In 2007, the EU leaders set the 3 key targets for 2020

  • 20% cut in greenhouse gas emissions (from 1990 levels)
  • 20% of EU energy from renewables
  • 20% improvement in energy efficiency

Following a gradual decrease between 2007 and 2014, energy consumption increased between 2014 and 2017. This increase could partly be attributed to good economic performance since 2014, with low oil prices and colder winters. In 2018, this growing trend stabilised and primary energy consumption even declined compared to 2017.

The COVID-19 crisis significantly affected the EU economy and led to a decrease in energy consumption in 2020. According to the latest Eurostat data for 2020, the EU’s primary energy consumption dropped to 1 236 Mtoe, and final energy consumption to 907 Mtoe (which is respectively 5.8% and 5.4% below the EU 2020 target level).

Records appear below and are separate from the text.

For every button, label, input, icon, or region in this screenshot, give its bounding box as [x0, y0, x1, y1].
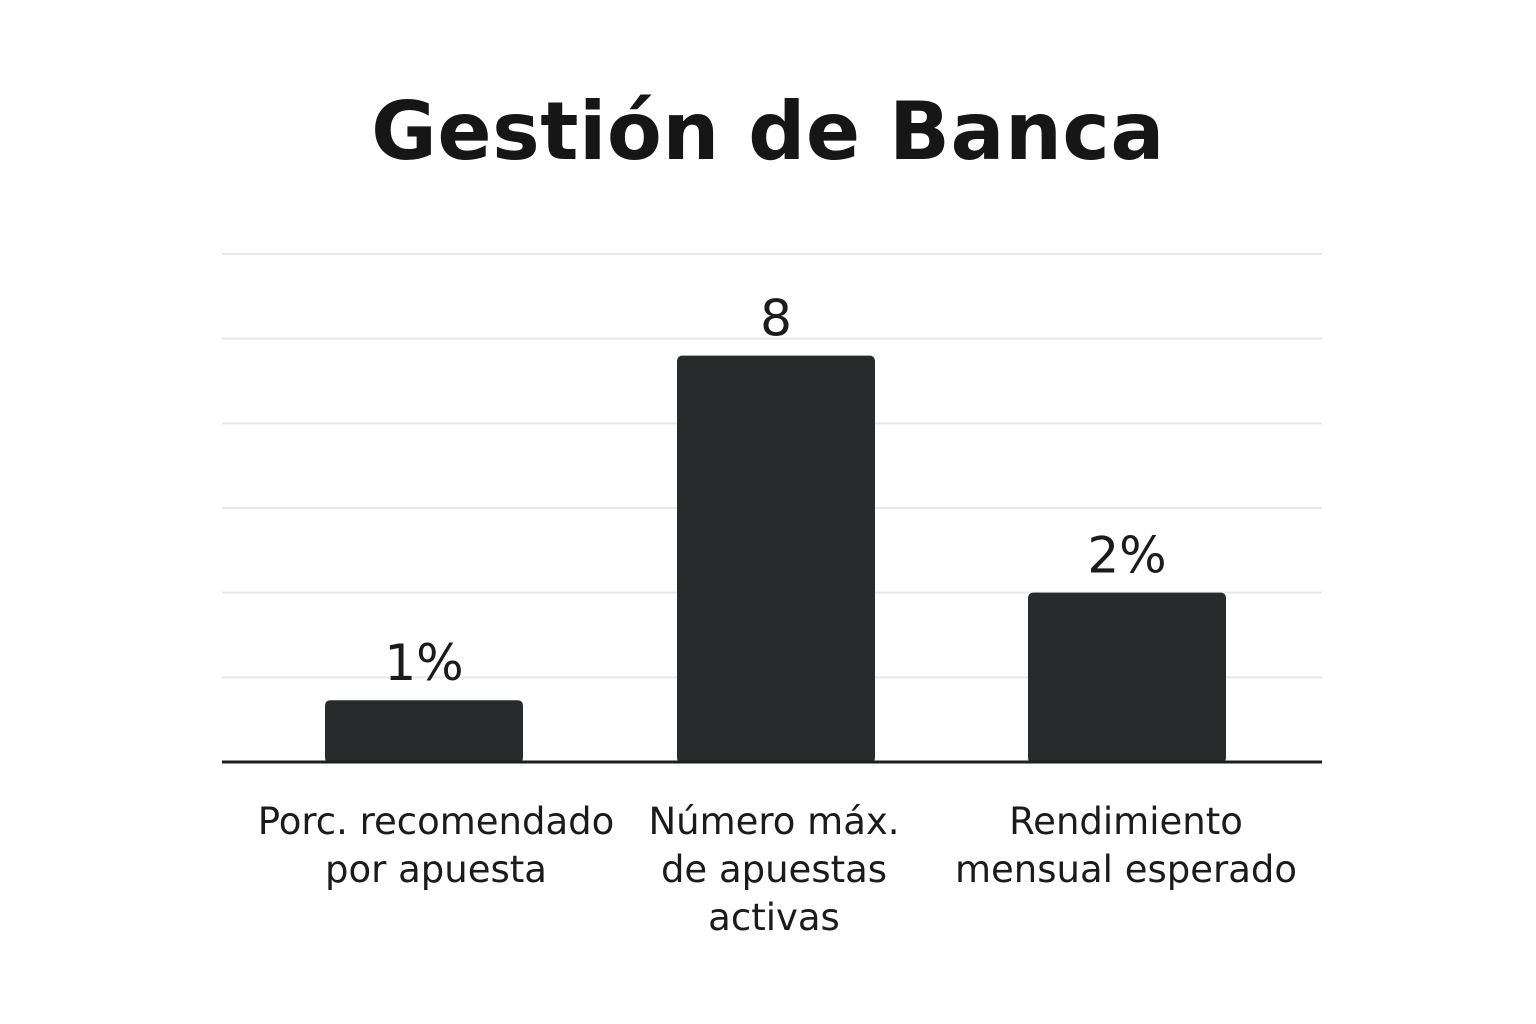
value-labels: 1% 8 2%	[384, 290, 1166, 693]
category-label-2: Número máx. de apuestas activas	[648, 800, 900, 939]
category-label-3: Rendimiento mensual esperado	[955, 800, 1297, 891]
bar-1	[325, 700, 523, 763]
value-label-2: 8	[760, 290, 792, 348]
chart-title: Gestión de Banca	[371, 85, 1165, 178]
bars	[325, 355, 1226, 763]
category-label-1: Porc. recomendado por apuesta	[257, 800, 615, 891]
value-label-3: 2%	[1087, 527, 1166, 585]
bar-3	[1028, 592, 1226, 763]
bar-2	[677, 355, 875, 763]
value-label-1: 1%	[384, 634, 463, 692]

In November 2022, the Commission published a report on the achievement of the 2020 energy efficiency targets that analyses the information provided by EU countries in their reports, and complements it with Eurostat data. Additionally, it analyses the assessment of the national long-term renovation strategies and the cost-optimal reports submitted by EU countries to the Commission. Largely due to the influence of the COVID-19 pandemic, both primary and final energy consumption targets were overachieved in 2020.